MEXICO CITY, MEXICO – Operating income of the North American business of Grupo Bimbo SAB de CV totaled 1.8 billion pesos ($110 million) in the third quarter ended Sept. 30, up 58% from 1.1 billion pesos in the third quarter of 2014. The earnings gain eclipsed a jump of 47% in the second quarter of 2015. Year-to-date BBU operating income was 3.6 billion pesos ($222 million), up 61%. Net sales in the quarter were 30.3 billion pesos ($1.8 billion), up 23% from 24.7 billion pesos. Year-to-date sales were 83.6 billion pesos ($5 billion), up 29%. Of this 29% gain, a strengthening U.S. dollar versus the peso accounted for 16.7 percentage points. The company indicated it has taken steps to arrest a recent erosion in sales volume.
“While pricing initiatives in the U.S. during the first half of the year led to limited volume gains, growth has been notable in the sweet baked goods, breakfast and snacks categories,” Bimbo said.

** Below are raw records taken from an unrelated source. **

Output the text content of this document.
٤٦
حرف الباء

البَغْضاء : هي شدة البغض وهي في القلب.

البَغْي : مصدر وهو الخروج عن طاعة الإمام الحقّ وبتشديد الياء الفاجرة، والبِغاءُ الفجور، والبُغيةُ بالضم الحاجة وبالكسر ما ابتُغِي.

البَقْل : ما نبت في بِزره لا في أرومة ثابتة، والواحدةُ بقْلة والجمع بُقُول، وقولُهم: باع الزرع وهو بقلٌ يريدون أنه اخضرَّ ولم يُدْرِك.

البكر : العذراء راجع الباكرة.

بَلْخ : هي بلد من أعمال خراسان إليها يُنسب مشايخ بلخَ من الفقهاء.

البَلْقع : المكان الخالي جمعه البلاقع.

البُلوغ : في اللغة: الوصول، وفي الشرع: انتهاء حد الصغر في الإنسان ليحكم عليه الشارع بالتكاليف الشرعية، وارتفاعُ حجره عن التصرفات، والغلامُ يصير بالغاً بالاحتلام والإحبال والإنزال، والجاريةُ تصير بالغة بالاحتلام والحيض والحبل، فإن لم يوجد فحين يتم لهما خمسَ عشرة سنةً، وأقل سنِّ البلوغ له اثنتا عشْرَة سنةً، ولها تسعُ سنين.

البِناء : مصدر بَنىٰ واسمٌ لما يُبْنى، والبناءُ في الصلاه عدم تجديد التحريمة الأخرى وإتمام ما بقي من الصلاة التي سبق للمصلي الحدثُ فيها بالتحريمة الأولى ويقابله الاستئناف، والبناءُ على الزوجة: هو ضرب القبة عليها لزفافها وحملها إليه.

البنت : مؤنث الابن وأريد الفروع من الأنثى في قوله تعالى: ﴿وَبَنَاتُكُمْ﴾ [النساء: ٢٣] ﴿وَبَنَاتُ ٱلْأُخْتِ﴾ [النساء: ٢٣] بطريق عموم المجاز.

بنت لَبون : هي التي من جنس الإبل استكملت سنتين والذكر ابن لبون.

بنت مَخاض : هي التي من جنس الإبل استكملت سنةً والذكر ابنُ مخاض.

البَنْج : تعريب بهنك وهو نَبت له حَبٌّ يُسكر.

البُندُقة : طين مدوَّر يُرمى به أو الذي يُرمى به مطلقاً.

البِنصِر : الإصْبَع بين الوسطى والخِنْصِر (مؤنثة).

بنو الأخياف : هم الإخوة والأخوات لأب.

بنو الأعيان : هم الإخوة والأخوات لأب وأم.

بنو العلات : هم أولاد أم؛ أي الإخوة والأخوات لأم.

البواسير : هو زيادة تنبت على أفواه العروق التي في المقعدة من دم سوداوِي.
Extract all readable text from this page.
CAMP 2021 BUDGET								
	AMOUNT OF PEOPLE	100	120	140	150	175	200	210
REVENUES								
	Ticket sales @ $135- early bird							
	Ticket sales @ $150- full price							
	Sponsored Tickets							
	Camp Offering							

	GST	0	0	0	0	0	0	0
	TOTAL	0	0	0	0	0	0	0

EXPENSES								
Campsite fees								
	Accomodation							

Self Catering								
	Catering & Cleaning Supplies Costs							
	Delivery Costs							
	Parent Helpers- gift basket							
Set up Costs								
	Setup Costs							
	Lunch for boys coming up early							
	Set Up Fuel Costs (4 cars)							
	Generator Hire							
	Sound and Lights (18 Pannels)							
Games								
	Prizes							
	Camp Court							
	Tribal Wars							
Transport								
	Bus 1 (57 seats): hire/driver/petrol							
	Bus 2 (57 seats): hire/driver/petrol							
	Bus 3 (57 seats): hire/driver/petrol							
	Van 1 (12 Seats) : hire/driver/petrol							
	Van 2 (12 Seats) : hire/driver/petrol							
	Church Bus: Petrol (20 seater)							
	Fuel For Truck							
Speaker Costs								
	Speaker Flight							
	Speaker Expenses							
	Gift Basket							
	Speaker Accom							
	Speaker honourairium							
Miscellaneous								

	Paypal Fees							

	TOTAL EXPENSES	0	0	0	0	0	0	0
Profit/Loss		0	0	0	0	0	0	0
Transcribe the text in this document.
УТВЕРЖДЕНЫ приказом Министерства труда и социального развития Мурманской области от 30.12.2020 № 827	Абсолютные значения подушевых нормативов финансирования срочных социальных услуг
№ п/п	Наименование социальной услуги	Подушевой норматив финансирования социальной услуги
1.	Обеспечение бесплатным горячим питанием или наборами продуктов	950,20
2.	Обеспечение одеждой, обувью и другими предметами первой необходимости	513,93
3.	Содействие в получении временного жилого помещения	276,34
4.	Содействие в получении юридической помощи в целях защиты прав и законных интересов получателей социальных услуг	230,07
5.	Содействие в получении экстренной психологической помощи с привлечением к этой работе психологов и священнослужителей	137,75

Gross profit margins in the third quarter were 52.8%, up from 51.1% the year before. Bimbo attributed the 170-point widening of the margins to lower average raw material costs. Lower restructuring costs in the United States were a benefit to operating earnings
Year-to-date BBU restructuring costs were 938 million pesos ($57 million) versus 1.6 billion during the same period last year. Higher integration-related costs, though, were a drag on profitability.
Net majority income of Grupo Bimbo in the third quarter ended Sept. 30 was 2.2 billion pesos ($138 million), up 33% from 1.7 billion in the third quarter of 2014. Net sales were 56.2 billion pesos ($3.4 billion), up 14%. Year-to-date earnings were 4.8 billion pesos, up 30%. Net sales were 159.3 billion pesos, up 17%.